L’approche occidentale des microbes (ainsi que du terrorisme) est depuis de nombreuses années très pasteurienne, c’est-à-dire qu’elle promeut la lutte contre les “méchants”. Il est peut-être temps de changer de paradigme et d’envisager un modèle d’homéostasie plus oriental, dans lequel nous renforçons les forces positives pour parvenir à un équilibre harmonieux. Giulia Enders termine son très prometteur premier ouvrage “Le Charme discret de l’Intestin” en disant “Quand le bien et le mal sont équilibrés, le mal nous rend plus fort et le bien prend soin de nous et nous maintient en bonne santé.”

Il est impossible de surestimer le rôle du microbiote dans notre santé et notre bien-être. Je suis très reconnaissante pour cette symbiose et ressens encore plus de respect pour ce monde miniature. Cela étant dit, je détaillerai dans le prochain article comment prendre soin de notre microbiote grâce à une bonne hygiène de vie.
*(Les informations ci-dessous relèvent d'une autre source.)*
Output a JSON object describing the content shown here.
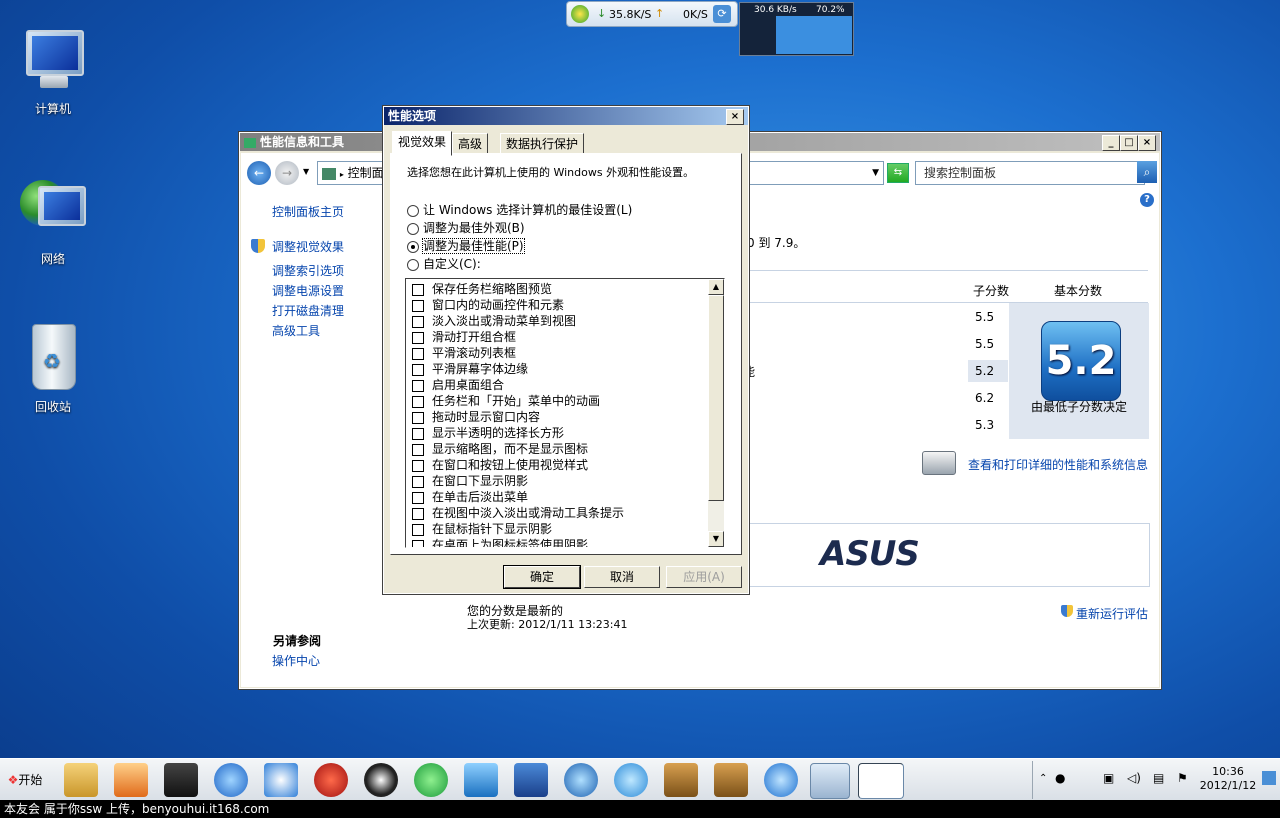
{
  "desktop": {
    "icons": [
      {
        "label": "计算机"
      },
      {
        "label": "网络"
      },
      {
        "label": "回收站"
      }
    ]
  },
  "netmonitor": {
    "download": "35.8K/S",
    "upload": "0K/S",
    "graph_speed": "30.6 KB/s",
    "graph_percent": "70.2%"
  },
  "control_panel": {
    "title": "性能信息和工具",
    "address": "控制面",
    "search_placeholder": "搜索控制面板",
    "sidebar": {
      "home": "控制面板主页",
      "links": [
        "调整视觉效果",
        "调整索引选项",
        "调整电源设置",
        "打开磁盘清理",
        "高级工具"
      ],
      "see_also": "另请参阅",
      "action_center": "操作中心"
    },
    "range_text": "0 到 7.9。",
    "col_subscore": "子分数",
    "col_basescore": "基本分数",
    "subscores": [
      "5.5",
      "5.5",
      "5.2",
      "6.2",
      "5.3"
    ],
    "base_score": "5.2",
    "base_caption": "由最低子分数决定",
    "partial_text": "能",
    "print_link": "查看和打印详细的性能和系统信息",
    "status": "您的分数是最新的",
    "last_update": "上次更新: 2012/1/11 13:23:41",
    "rerun": "重新运行评估",
    "oem_logo": "ASUS"
  },
  "perf_options": {
    "title": "性能选项",
    "tabs": [
      "视觉效果",
      "高级",
      "数据执行保护"
    ],
    "description": "选择您想在此计算机上使用的 Windows 外观和性能设置。",
    "radios": [
      {
        "label": "让 Windows 选择计算机的最佳设置(L)",
        "checked": false
      },
      {
        "label": "调整为最佳外观(B)",
        "checked": false
      },
      {
        "label": "调整为最佳性能(P)",
        "checked": true
      },
      {
        "label": "自定义(C):",
        "checked": false
      }
    ],
    "checklist": [
      "保存任务栏缩略图预览",
      "窗口内的动画控件和元素",
      "淡入淡出或滑动菜单到视图",
      "滑动打开组合框",
      "平滑滚动列表框",
      "平滑屏幕字体边缘",
      "启用桌面组合",
      "任务栏和「开始」菜单中的动画",
      "拖动时显示窗口内容",
      "显示半透明的选择长方形",
      "显示缩略图，而不是显示图标",
      "在窗口和按钮上使用视觉样式",
      "在窗口下显示阴影",
      "在单击后淡出菜单",
      "在视图中淡入淡出或滑动工具条提示",
      "在鼠标指针下显示阴影",
      "在桌面上为图标标签使用阴影"
    ],
    "buttons": {
      "ok": "确定",
      "cancel": "取消",
      "apply": "应用(A)"
    }
  },
  "taskbar": {
    "start": "开始",
    "clock_time": "10:36",
    "clock_date": "2012/1/12"
  },
  "footer": "本友会 属于你ssw 上传，benyouhui.it168.com"
}
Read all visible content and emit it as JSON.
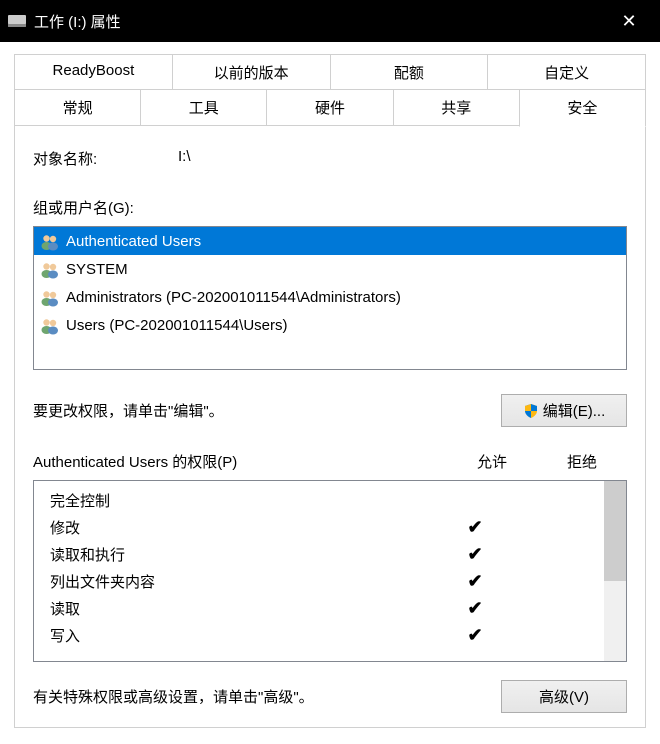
{
  "titlebar": {
    "title": "工作 (I:) 属性"
  },
  "tabs": {
    "row1": [
      {
        "label": "ReadyBoost"
      },
      {
        "label": "以前的版本"
      },
      {
        "label": "配额"
      },
      {
        "label": "自定义"
      }
    ],
    "row2": [
      {
        "label": "常规"
      },
      {
        "label": "工具"
      },
      {
        "label": "硬件"
      },
      {
        "label": "共享"
      },
      {
        "label": "安全",
        "active": true
      }
    ]
  },
  "object": {
    "label": "对象名称:",
    "value": "I:\\"
  },
  "groups": {
    "label": "组或用户名(G):",
    "items": [
      {
        "name": "Authenticated Users",
        "selected": true
      },
      {
        "name": "SYSTEM"
      },
      {
        "name": "Administrators (PC-202001011544\\Administrators)"
      },
      {
        "name": "Users (PC-202001011544\\Users)"
      }
    ]
  },
  "edit": {
    "text": "要更改权限，请单击\"编辑\"。",
    "button": "编辑(E)..."
  },
  "permissions": {
    "title": "Authenticated Users 的权限(P)",
    "allow": "允许",
    "deny": "拒绝",
    "items": [
      {
        "name": "完全控制",
        "allow": false,
        "deny": false
      },
      {
        "name": "修改",
        "allow": true,
        "deny": false
      },
      {
        "name": "读取和执行",
        "allow": true,
        "deny": false
      },
      {
        "name": "列出文件夹内容",
        "allow": true,
        "deny": false
      },
      {
        "name": "读取",
        "allow": true,
        "deny": false
      },
      {
        "name": "写入",
        "allow": true,
        "deny": false
      }
    ]
  },
  "advanced": {
    "text": "有关特殊权限或高级设置，请单击\"高级\"。",
    "button": "高级(V)"
  }
}
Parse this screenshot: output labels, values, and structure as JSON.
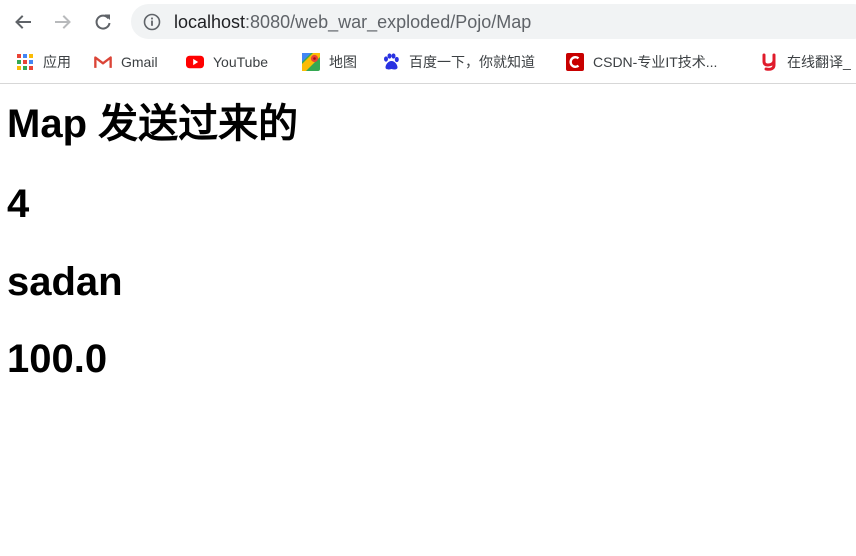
{
  "browser": {
    "url_host": "localhost",
    "url_rest": ":8080/web_war_exploded/Pojo/Map"
  },
  "bookmarks": [
    {
      "label": "应用",
      "icon": "apps-grid-icon"
    },
    {
      "label": "Gmail",
      "icon": "gmail-icon"
    },
    {
      "label": "YouTube",
      "icon": "youtube-icon"
    },
    {
      "label": "地图",
      "icon": "maps-icon"
    },
    {
      "label": "百度一下，你就知道",
      "icon": "baidu-paw-icon"
    },
    {
      "label": "CSDN-专业IT技术...",
      "icon": "csdn-icon"
    },
    {
      "label": "在线翻译_",
      "icon": "youdao-icon"
    }
  ],
  "page": {
    "heading": "Map 发送过来的",
    "values": [
      "4",
      "sadan",
      "100.0"
    ]
  },
  "colors": {
    "omnibox_bg": "#f1f3f4",
    "youtube_red": "#ff0000",
    "csdn_red": "#c80000",
    "youdao_red": "#e01b2b",
    "baidu_blue": "#2932e1"
  }
}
Ci-dessous quelques questions afin que tu continues ta réflexion :

  • As-tu des troubles digestifs ? Ta mère et ta famille ont-elles des antécédents de troubles digestifs ?
  • Comment es-tu né : par voie naturelle ou par césarienne ? As-tu eu un allaitement naturel ou artificiel ?
  • Combien de fois as-tu pris des antibiotiques dans ta vie ? As-tu compensé la prise d’antibiotiques avec des pro / prébiotiques ?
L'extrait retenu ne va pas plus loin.